Thirdly, there is in Derrida’s work no prevailing atmosphere of laissez faire frivolity in which any text can be made to mean anything at all. There is certainly destabilisation and the removal of the surety of foundation with regard to philosophy, but those gestures have been made many times over many centuries, not least by Socrates during his amiable chats in the Athenian square. But, as for the inquisitorial charge that texts can be made to mean anything the reader wants them to mean, Derrida states often that the fundamental concepts of philosophy, although not as unshakeable as their authors believed, could not have been otherwise than they are.
Fourth, an academic interest in the left does not a leftist make. That Derrida wrote an essay entitled Specters of Marx, and made some personal statements showing at least an interest in Marxism, seems to provide an unrealistic amount of ammunition for the some critics to use against Derrida. But what of it? Even if Derrida was the most rabid of Marxists in his personal life, it still would not do to disapprove of all his works because he was of that affiliation. Martin Heidegger – another whipping boy for the cultural right – was demonstrably and for a crucial part of his academic career a card-carrying Nazi. But even as I abhor Nazism – an uncontroversial caveat for all but the most egg-bound and monomaniacal skinhead – had Heidegger been a front-line member of the SS for his entire working life, had he invented Zyklon-B, it would not, for me, sour a single word of Being and Time.
Finally, Derrida is a philosopher and philosophy is just philosophy. It has never built a bridge, discovered a vaccine or sailed an ocean, which is all as it should be. Genuine philosophers are much like the scholarly community of the fictional city of Castalia in Herman Hesse’s novel The Glass Bead Game, endlessly indulging their esoteric pastime without any meaningful contact with the ordinary people outside the city walls. Philosophy is at its best when it summons up the ghost of the 19th-century mathematician Henry John Stephen Smith, who is reputed to have toasted to ‘pure mathematics; may it never be of any use to anyone.’ The reader of philosophy aside, that is.
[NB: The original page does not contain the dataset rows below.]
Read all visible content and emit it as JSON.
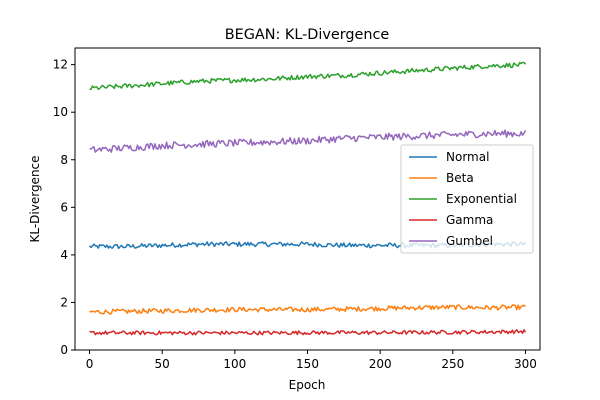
{
  "chart_data": {
    "type": "line",
    "title": "BEGAN: KL-Divergence",
    "xlabel": "Epoch",
    "ylabel": "KL-Divergence",
    "xlim": [
      -10,
      310
    ],
    "ylim": [
      0,
      12.7
    ],
    "xticks": [
      0,
      50,
      100,
      150,
      200,
      250,
      300
    ],
    "yticks": [
      0,
      2,
      4,
      6,
      8,
      10,
      12
    ],
    "grid": false,
    "legend_position": "center-right",
    "series": [
      {
        "name": "Normal",
        "color": "#1f77b4",
        "x": [
          0,
          25,
          50,
          75,
          100,
          125,
          150,
          175,
          200,
          225,
          250,
          275,
          300
        ],
        "values": [
          4.35,
          4.35,
          4.4,
          4.45,
          4.45,
          4.45,
          4.45,
          4.4,
          4.4,
          4.4,
          4.4,
          4.45,
          4.45
        ],
        "noise": 0.1
      },
      {
        "name": "Beta",
        "color": "#ff7f0e",
        "x": [
          0,
          25,
          50,
          75,
          100,
          125,
          150,
          175,
          200,
          225,
          250,
          275,
          300
        ],
        "values": [
          1.6,
          1.62,
          1.65,
          1.68,
          1.7,
          1.7,
          1.7,
          1.72,
          1.75,
          1.78,
          1.8,
          1.78,
          1.8
        ],
        "noise": 0.1
      },
      {
        "name": "Exponential",
        "color": "#2ca02c",
        "x": [
          0,
          25,
          50,
          75,
          100,
          125,
          150,
          175,
          200,
          225,
          250,
          275,
          300
        ],
        "values": [
          11.0,
          11.1,
          11.2,
          11.3,
          11.35,
          11.4,
          11.5,
          11.55,
          11.65,
          11.75,
          11.85,
          11.95,
          12.0
        ],
        "noise": 0.1
      },
      {
        "name": "Gamma",
        "color": "#d62728",
        "x": [
          0,
          25,
          50,
          75,
          100,
          125,
          150,
          175,
          200,
          225,
          250,
          275,
          300
        ],
        "values": [
          0.72,
          0.72,
          0.72,
          0.72,
          0.72,
          0.72,
          0.73,
          0.73,
          0.73,
          0.74,
          0.75,
          0.76,
          0.78
        ],
        "noise": 0.08
      },
      {
        "name": "Gumbel",
        "color": "#9467bd",
        "x": [
          0,
          25,
          50,
          75,
          100,
          125,
          150,
          175,
          200,
          225,
          250,
          275,
          300
        ],
        "values": [
          8.4,
          8.5,
          8.6,
          8.65,
          8.7,
          8.75,
          8.8,
          8.9,
          8.95,
          9.0,
          9.05,
          9.1,
          9.1
        ],
        "noise": 0.15
      }
    ]
  }
}
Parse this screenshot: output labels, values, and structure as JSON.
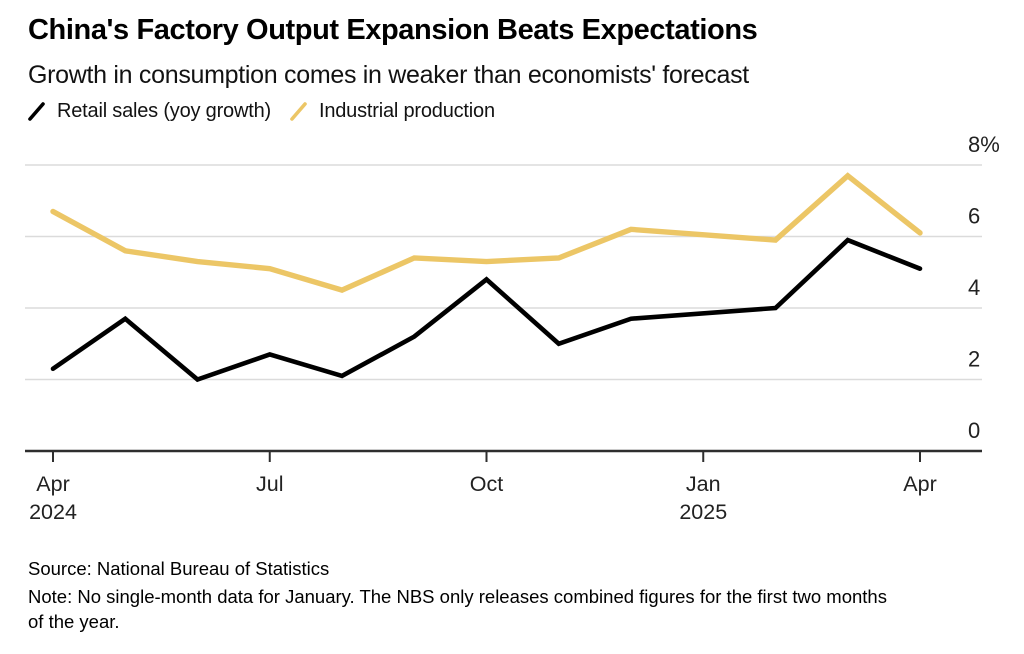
{
  "header": {
    "title": "China's Factory Output Expansion Beats Expectations",
    "subtitle": "Growth in consumption comes in weaker than economists' forecast"
  },
  "legend": [
    {
      "label": "Retail sales (yoy growth)",
      "color": "#000000"
    },
    {
      "label": "Industrial production",
      "color": "#ECC666"
    }
  ],
  "chart_data": {
    "type": "line",
    "title": "China's Factory Output Expansion Beats Expectations",
    "xlabel": "",
    "ylabel": "",
    "ylim": [
      0,
      8
    ],
    "y_unit": "%",
    "grid": "horizontal",
    "legend_position": "top-left",
    "categories": [
      "Apr 2024",
      "May 2024",
      "Jun 2024",
      "Jul 2024",
      "Aug 2024",
      "Sep 2024",
      "Oct 2024",
      "Nov 2024",
      "Dec 2024",
      "Feb 2025 (Jan-Feb combined)",
      "Mar 2025",
      "Apr 2025"
    ],
    "x_indices": [
      0,
      1,
      2,
      3,
      4,
      5,
      6,
      7,
      8,
      10,
      11,
      12
    ],
    "series": [
      {
        "name": "Retail sales (yoy growth)",
        "color": "#000000",
        "values": [
          2.3,
          3.7,
          2.0,
          2.7,
          2.1,
          3.2,
          4.8,
          3.0,
          3.7,
          4.0,
          5.9,
          5.1
        ]
      },
      {
        "name": "Industrial production",
        "color": "#ECC666",
        "values": [
          6.7,
          5.6,
          5.3,
          5.1,
          4.5,
          5.4,
          5.3,
          5.4,
          6.2,
          5.9,
          7.7,
          6.1
        ]
      }
    ],
    "y_ticks": [
      {
        "value": 0,
        "label": "0"
      },
      {
        "value": 2,
        "label": "2"
      },
      {
        "value": 4,
        "label": "4"
      },
      {
        "value": 6,
        "label": "6"
      },
      {
        "value": 8,
        "label": "8%"
      }
    ],
    "x_ticks": [
      {
        "index": 0,
        "label": "Apr",
        "sublabel": "2024"
      },
      {
        "index": 3,
        "label": "Jul",
        "sublabel": ""
      },
      {
        "index": 6,
        "label": "Oct",
        "sublabel": ""
      },
      {
        "index": 9,
        "label": "Jan",
        "sublabel": "2025"
      },
      {
        "index": 12,
        "label": "Apr",
        "sublabel": ""
      }
    ]
  },
  "footer": {
    "source": "Source: National Bureau of Statistics",
    "note_line1": "Note: No single-month data for January. The NBS only releases combined figures for the first two months",
    "note_line2": "of the year."
  },
  "colors": {
    "retail_line": "#000000",
    "industrial_line": "#ECC666",
    "gridline": "#DBDBDB",
    "axis": "#2E2E2E",
    "background": "#FFFFFF"
  }
}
With regard to philosophy as love of wisdom, and to paraphrase a saying concerning Las Vegas, what happens in Castalia stays in Castalia.
And so the modern rightist commentariat would do well to heed the childish voice which changed the life of Saint Augustine when he was still plain Augustine of Hippo; take up the book and read. The message to the cultural right is simple; if you haven’t read Derrida, keep quiet about him. Or, to quote Wittgenstein out of context and out of place; that whereof we cannot speak, we must remain silent.
Mark Gullick has a PhD in philosophy and lives and works in London, England.